The one doctor in the practice I really like the other ones are annoying and piss me off. The doctor that I really like is also the one stating that for my well-being a vaginal birth is the best option for me that a c-section could pose a high blood loss risk due to the teratoma and the way they'd have to cut to get to the baby and whatnot. Because of the teratoma I've had many many ultrasounds and the baby has steadily measured large for his gestational age. When I went two weeks ago (36 weeks) the baby measured at 40 weeks 4 days. So he was 4 weeks larger then he should. I know these measurements can be off but even so he's still measuring bigger.
I was having lots of hip pain, strong braxton hicks, and other signs of labor but 2 weeks ago they just stopped. Nothing. I was checked at my last two appointments and was told I was "long" and 1cm. Today I was checked and told "no change from last time". So now they are wanting to induce at 39 weeks and at every apt the doctor that I can't stand seems to "push" or really "get me ready" for a c-section.
When I was called by the nurse to confirm my induction date they told me no food or drink after midnight and I need to be there at 6am.
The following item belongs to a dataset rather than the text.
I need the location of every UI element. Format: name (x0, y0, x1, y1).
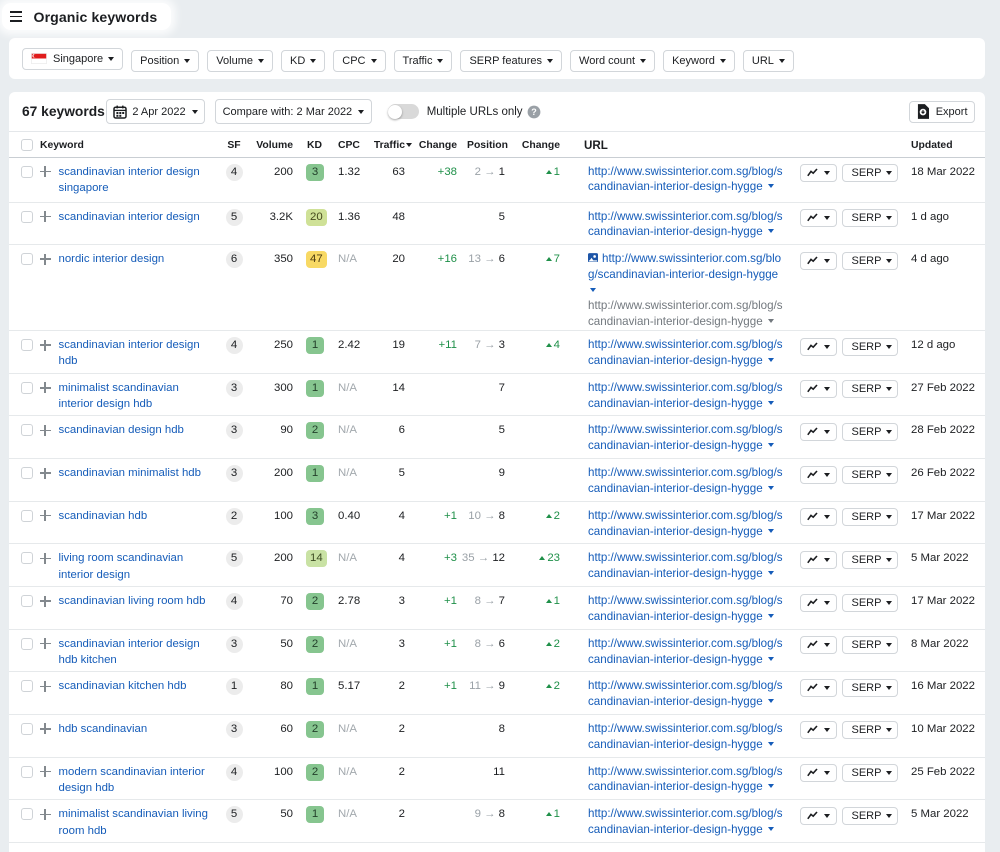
svg-text:?: ? (531, 107, 537, 117)
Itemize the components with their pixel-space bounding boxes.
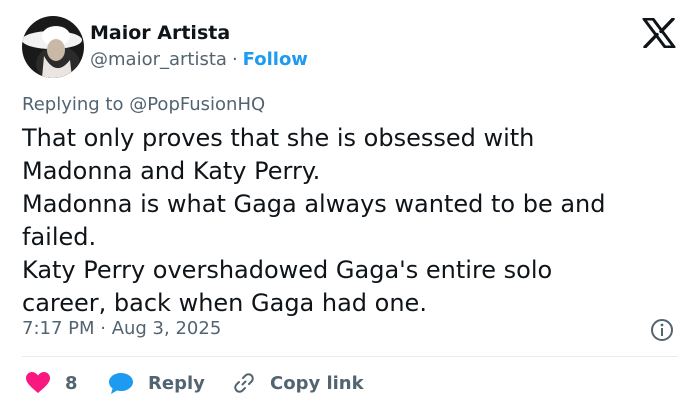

The induction date is June 4th and I'm already feeling like I'm on a ticking clock. My comment is I have gestational diabetes I NEED to eat and drink. My second comment is a induction can take hours and hours and I'm not going all day without eating just to be physically drained so that I have to have a c-section.
I've had doula training. I've read tons and tons of articles and books yet I still feel like I have no voice and that my dreams (what was left of them) of having a vaginal birth is being pushed aside. I feel mad that all these signs of labor have stopped and perhaps I'm doing something wrong that I've slowed things down. I'm trying to walk, drink a pregnancy tea (red raspberry), take evening primerose oil, and together time with my husband - but I know that if baby isn't ready baby isn't coming. However I feel like I HAVE to get things going and have to get baby out before the medication roller coaster begins and I end up having a tear feast for my last ever pregnancy and birth experience.
Also my insurance will only cover for this one group of doulas in our area. I was assigned a doula from that group and the day I was to meet her to talk about my birth plan and have her at the doc apt with me she texted me 10 minutes before I was to meet with her that she couldn't make it due to her son being sick. She texted that she'd call me the next day to find out how the apt went and to schedule a new time to meet. She never called. I tried calling her one night to ask her a question about 5pm. I never heard back from her. I mentioned something to my insurance and they called the coordinator for that doula group and my assigned doula again texted me that she was busy with a lot of births and would understand if I wanted to be assigned to another doula. I decided to just leave it cause if the coordinator couldn't call me to find out what was wrong nor could this doula call me and only communicate via text it just left a bad taste so for now it's just another one of those things that I had wanted in my "dream" birth that isn't going to happen.
So anyway - any thoughts on getting over the ticking clock. The no food issue with induction (the feeling that I'm already being set up for failure and super restrictive birthing). How to possibly get this show on the road before June 4th?